A bipartisan coalition of 13 governors — led by Oklahoma Gov. Kevin Stitt and Pennsylvania Gov. Josh Shapiro — has sent Congress a detailed package of federal permitting reforms aimed at accelerating energy infrastructure of all types, including renewable generation, grid upgrades, nuclear, storage, and pipelines.
The letter states plainly that current processes “add costs and delays” and argues that a permitting system built for the past is now colliding with the surge in power demand from AI, data centers, electrification, and new industrial load. The governors ask Congress to enact reforms that are technology-neutral, apolitical, and administrable within predictable timelines so that “energy projects of all types can move forward.”
“When it comes to energy infrastructure, we need to move from no and slow, to yes and now,” said Maryland Gov. Wes Moore.
“If we want to power new homes and businesses, strengthen the grid, and double our capacity, we have to build like we used to,” added Utah Gov. Spencer Cox.

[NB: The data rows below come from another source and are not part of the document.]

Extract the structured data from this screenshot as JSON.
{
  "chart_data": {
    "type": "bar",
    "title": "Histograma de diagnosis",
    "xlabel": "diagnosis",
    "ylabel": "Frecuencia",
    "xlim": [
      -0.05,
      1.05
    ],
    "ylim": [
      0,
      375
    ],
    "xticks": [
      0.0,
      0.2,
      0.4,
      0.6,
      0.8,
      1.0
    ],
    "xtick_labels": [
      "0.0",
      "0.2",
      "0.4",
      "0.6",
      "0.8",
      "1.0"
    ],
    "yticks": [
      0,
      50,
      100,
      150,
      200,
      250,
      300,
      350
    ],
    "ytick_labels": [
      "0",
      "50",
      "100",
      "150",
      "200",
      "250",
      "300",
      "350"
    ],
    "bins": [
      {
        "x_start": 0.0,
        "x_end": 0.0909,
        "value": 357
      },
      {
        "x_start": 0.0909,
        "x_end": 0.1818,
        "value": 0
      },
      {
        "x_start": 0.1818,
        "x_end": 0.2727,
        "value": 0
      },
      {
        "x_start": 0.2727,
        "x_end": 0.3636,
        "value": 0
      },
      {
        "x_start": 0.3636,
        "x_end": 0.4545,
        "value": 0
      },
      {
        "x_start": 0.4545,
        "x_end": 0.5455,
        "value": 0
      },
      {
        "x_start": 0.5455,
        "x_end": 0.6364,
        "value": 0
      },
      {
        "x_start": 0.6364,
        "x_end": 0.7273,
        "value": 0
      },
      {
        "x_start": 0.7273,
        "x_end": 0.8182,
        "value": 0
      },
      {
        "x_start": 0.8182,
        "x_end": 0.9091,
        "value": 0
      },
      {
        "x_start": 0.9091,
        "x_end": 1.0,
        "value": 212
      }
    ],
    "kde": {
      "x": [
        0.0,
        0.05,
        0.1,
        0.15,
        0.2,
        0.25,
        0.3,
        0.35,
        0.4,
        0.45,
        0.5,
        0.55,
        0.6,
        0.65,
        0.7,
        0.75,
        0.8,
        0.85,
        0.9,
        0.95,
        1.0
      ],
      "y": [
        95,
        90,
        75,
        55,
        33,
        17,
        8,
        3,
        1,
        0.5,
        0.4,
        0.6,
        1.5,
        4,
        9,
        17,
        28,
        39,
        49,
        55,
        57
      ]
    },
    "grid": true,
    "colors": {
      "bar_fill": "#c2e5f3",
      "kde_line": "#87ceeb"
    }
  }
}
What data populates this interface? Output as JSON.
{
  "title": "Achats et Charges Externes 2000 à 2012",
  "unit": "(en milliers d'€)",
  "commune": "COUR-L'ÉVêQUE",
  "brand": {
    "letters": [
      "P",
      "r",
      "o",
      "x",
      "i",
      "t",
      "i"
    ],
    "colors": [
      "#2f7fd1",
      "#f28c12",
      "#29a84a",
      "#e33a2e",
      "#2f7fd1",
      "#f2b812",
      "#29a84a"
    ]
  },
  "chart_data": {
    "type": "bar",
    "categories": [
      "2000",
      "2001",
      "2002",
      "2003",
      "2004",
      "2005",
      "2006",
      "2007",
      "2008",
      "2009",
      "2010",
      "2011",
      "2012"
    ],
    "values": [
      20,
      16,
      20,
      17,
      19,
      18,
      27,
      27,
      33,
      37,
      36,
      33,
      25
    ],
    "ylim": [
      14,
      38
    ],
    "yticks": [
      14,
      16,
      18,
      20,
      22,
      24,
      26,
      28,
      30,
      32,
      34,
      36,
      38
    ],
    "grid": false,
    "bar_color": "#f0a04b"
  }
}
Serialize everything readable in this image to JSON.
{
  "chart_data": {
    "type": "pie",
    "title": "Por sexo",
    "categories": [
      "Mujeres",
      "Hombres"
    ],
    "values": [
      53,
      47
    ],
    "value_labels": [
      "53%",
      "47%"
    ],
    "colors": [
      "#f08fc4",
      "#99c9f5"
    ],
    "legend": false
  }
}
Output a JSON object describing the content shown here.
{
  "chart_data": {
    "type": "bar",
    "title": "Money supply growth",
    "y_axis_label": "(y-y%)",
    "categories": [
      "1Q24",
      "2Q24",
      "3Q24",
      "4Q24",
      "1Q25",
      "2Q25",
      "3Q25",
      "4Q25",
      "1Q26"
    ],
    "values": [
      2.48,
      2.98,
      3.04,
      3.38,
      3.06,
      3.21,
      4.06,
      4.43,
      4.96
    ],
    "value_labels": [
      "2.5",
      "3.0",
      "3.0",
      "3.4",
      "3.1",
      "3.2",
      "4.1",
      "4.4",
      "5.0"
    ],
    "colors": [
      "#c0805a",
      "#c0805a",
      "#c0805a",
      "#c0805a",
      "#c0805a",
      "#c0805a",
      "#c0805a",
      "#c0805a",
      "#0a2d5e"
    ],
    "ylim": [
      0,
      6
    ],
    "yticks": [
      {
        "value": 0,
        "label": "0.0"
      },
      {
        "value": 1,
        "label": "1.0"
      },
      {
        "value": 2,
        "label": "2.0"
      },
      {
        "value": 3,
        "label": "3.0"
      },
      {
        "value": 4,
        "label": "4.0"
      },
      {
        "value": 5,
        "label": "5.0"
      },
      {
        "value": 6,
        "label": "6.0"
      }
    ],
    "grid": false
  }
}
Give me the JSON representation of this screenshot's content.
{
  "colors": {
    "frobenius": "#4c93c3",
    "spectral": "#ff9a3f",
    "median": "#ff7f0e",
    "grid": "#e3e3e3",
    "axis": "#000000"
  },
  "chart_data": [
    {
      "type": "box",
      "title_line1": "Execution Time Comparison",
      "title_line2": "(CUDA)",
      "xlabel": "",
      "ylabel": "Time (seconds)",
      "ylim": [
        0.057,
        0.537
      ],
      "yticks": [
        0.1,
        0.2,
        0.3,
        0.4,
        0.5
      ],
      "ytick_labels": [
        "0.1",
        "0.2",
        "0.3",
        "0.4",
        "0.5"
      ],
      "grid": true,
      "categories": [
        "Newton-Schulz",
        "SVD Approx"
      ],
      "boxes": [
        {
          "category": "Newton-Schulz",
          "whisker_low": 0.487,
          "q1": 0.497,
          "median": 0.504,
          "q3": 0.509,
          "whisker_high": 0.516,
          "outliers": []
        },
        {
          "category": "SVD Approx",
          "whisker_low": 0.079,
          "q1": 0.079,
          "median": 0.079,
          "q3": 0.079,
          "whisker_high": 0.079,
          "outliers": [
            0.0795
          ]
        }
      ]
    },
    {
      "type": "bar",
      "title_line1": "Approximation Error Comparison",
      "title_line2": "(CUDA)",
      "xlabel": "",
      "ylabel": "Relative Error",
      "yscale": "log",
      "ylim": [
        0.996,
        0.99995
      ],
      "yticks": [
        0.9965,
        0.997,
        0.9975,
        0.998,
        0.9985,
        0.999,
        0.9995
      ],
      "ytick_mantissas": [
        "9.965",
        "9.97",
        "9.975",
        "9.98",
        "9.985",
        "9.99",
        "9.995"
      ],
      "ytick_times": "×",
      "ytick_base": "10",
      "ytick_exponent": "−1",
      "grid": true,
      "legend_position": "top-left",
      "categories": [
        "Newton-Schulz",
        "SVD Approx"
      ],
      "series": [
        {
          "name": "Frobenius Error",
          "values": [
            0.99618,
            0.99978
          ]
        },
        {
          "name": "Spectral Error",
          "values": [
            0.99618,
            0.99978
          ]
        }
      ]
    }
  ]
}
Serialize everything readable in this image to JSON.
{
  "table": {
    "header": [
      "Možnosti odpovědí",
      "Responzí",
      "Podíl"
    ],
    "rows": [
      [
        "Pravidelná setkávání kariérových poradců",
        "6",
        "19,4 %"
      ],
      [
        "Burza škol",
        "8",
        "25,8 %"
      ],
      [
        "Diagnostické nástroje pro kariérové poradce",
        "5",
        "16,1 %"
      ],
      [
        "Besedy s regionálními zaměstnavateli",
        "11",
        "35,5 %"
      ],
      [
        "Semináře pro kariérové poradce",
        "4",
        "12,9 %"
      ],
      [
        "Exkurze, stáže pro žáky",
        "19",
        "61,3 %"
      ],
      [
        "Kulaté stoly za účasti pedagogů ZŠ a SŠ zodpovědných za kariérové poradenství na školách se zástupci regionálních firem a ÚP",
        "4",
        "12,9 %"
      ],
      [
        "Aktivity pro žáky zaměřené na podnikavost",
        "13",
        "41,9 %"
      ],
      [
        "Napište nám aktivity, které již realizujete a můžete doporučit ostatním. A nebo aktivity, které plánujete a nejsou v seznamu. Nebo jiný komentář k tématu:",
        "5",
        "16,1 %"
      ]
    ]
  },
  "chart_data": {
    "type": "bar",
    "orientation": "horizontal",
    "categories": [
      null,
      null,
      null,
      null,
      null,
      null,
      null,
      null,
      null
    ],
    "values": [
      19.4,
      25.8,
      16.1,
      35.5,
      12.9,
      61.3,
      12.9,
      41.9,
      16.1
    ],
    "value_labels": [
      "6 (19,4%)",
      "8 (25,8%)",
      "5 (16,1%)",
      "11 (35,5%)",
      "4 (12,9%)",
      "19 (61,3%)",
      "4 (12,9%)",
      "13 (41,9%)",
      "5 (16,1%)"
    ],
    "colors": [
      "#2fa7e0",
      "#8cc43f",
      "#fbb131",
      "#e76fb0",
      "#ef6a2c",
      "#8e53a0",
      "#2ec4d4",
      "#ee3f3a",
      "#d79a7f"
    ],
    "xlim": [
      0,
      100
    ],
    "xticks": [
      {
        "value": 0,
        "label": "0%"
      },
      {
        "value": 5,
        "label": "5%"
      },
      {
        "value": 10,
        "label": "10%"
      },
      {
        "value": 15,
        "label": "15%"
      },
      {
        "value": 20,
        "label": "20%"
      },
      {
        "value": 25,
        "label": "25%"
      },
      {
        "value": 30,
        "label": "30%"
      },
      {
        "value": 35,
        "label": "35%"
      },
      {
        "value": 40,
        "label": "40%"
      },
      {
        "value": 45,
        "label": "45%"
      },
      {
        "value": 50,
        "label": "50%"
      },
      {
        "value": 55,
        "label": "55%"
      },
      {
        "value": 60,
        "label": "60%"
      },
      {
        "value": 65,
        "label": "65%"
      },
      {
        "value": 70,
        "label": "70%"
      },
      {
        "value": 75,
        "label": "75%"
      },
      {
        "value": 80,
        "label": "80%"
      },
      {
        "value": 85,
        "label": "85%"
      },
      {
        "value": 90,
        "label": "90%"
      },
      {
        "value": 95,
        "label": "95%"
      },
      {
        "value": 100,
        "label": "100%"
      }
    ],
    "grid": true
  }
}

Below are the major reform buckets as presented in the governors’ letter, with the key prescriptions the coalition says Congress should consider:
Cross-cutting / agency process reforms
- Require common interagency digital systems for applications (e-Permitting)
- Require AI tools to flag application issues before filing
- Devolve reviews to technical staff level to reduce bottlenecks
- Ensure agencies have adequate staffing; Congress to receive a budget adequacy report
- Prohibit retroactive permit or lease cancellation, amendment, or alteration in statute
National Environmental Policy Act (NEPA) reforms
Lead Agency
- Make FERC the lead agency for transmission reviews
- Assign a different agency (not State Dept.) as lead for cross-border energy projects
Categorical Exclusions — expanded
Subject to Governor sign-off, extend categorical exclusions for (at minimum):
- Transmission in existing rights-of-way
- Low-disturbance gen, storage, grid-enhancing technologies
- Geothermal, CCS on existing plants, co-located storage
- “Nth-of-a-kind” SMRs and microreactors
- Battery storage with non-combustive chemistries
- Hydrogen electrolyzers
- Low-disturbance domestic manufacturing
Timelines / enforcement
- Enforce or reduce current 1-year / 2-year EA/EIS timelines
- Allow applicants to petition courts for overdue reviews and require refunds of permit fees when deadlines are missed (unless delay is applicant-caused)
Litigation changes
- Reduce statute of limitations to ≤ 1 year
- Courts must set 6-month deadline on remand
- Prioritize energy-permitting cases for 5 years
Interstate transmission reforms
- Require FERC to create a National Interest Designation process for lines
- Allow state coalitions to nominate National Interest corridors
- Require RTOs to prioritize grid-enhancing technologies
- Allow broader cost-allocation flexibility
- Declare it not just and reasonable for RTOs to:
- Exclude states from filing rights
- Fail to complete interconnection requests within 6 months
- Adopt the lead agency model for pipelines
Nuclear energy regulation reforms
- Allow EA instead of EIS where appropriate
- Finalize programmatic EIS for advanced reactors
- Expand categorical exclusions for research reactors, brownfields, repowering
- Create expedited licensing pathway for unmodified designs
- Certify likely SMR/microreactor variants proactively
- Reform fee structure and consider fee deferral until deployment
- Speed up fuel permitting, testing, production
- Allow NRC-certified states to perform portions of siting review in exchange for litigation responsibility
Clean Water Act reforms
- Allow states to extend NPDES permits
- Allow states to receive applications concurrently with federal agencies
- Codify primacy processes; reimburse states with delegated authority
- Impose timelines with refunds if late
- Ensure public engagement happens at earliest stage
- Codify statute of limitations on Section 401 challenges
- Clarify NPDES rules for treatment works acquired by private entities
Why this matters for developers and EPCs
The thrust of the letter is speed and certainty. The governors argue that without legally enforceable timelines, broader categorical exclusions, staff capacity, digital tools, and limits on retroactive reversals, capital will stall and grid reliability risk will rise — regardless of whether projects are wind, nuclear, gas, transmission, hydrogen, solar, or storage.
The group frames this not as a climate fight or ideological request but as a grid-capacity emergency and competitiveness issue, writing that reforms are needed “to win the AI race, lower costs for consumers, and responsibly develop the advanced energy sources of the future.”